I've used N-grams before pretty successfully, and I'm really fond of the fact that they care nothing about source language or even source format if you filter the input properly. In this case, however, I'm just going with a bag of words solution which is essentially a giant dictionary with word frequency tags. That should work well enough for what I'm doing right now. I can always change the processing methodology to output a different vectorized descriptor if I really want to.
The actual dimensionality doesn't matter in this particular case because I have more than enough horsepower to throw at the problem and I'm working with sparse matrices anyway.
I'm stripping out images, HTML in general, URLs, pretty much anything that's not text. Those features are simply not interesting to me. The only features that are important about the person voting are the features from the things that they're voting for.
I want a filter bubble. That's the whole point. The vector space described by the up votes is going to be bulbous enough that effectively any sort of distance measure that involves it is going to involve some slop.
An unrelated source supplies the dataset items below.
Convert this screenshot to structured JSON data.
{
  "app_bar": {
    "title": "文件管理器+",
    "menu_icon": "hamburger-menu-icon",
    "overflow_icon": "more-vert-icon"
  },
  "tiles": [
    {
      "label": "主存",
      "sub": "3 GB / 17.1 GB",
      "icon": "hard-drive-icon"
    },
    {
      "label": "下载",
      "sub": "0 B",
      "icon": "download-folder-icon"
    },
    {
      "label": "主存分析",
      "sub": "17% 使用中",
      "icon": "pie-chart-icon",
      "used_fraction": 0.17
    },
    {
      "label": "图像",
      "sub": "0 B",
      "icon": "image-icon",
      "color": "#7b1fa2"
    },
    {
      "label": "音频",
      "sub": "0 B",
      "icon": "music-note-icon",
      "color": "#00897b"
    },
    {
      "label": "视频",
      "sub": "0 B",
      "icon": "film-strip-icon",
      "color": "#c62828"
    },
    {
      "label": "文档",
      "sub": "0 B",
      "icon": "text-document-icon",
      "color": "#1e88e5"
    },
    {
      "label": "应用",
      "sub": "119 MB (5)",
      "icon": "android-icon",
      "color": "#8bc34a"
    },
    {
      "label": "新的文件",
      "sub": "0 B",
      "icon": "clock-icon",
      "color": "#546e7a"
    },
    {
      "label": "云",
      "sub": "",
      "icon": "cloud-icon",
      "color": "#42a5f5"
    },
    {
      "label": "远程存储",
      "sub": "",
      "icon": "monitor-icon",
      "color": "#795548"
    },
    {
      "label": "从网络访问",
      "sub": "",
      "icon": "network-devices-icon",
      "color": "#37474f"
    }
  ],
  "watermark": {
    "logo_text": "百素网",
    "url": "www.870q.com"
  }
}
That's more than enough to keep fuzzy match diversity fairly high – unless someone is extremely specific about what they vote for, in which case who am I to tell them what they want?
Again, the idea is to get away from the idea that anyone else has the right, ability, or insight to tell you what you like. You have emitted signals. Lots of them, actually, if you look at the features of things that you have voted up. A system shouldn't second guess you and your preferences.
I'm a technophile but I don't adhere to the cult of the machine. A discovery tool should do just that, and in this case specifically be a discovery tool for filtering the bloody firehose of posts which are created on a moment to moment basis by the steem blockchain.
This is a long way from any sort of testing or feedback. Right now it's in the early prototype, feeling around the model, looking for sharp edges sort of place.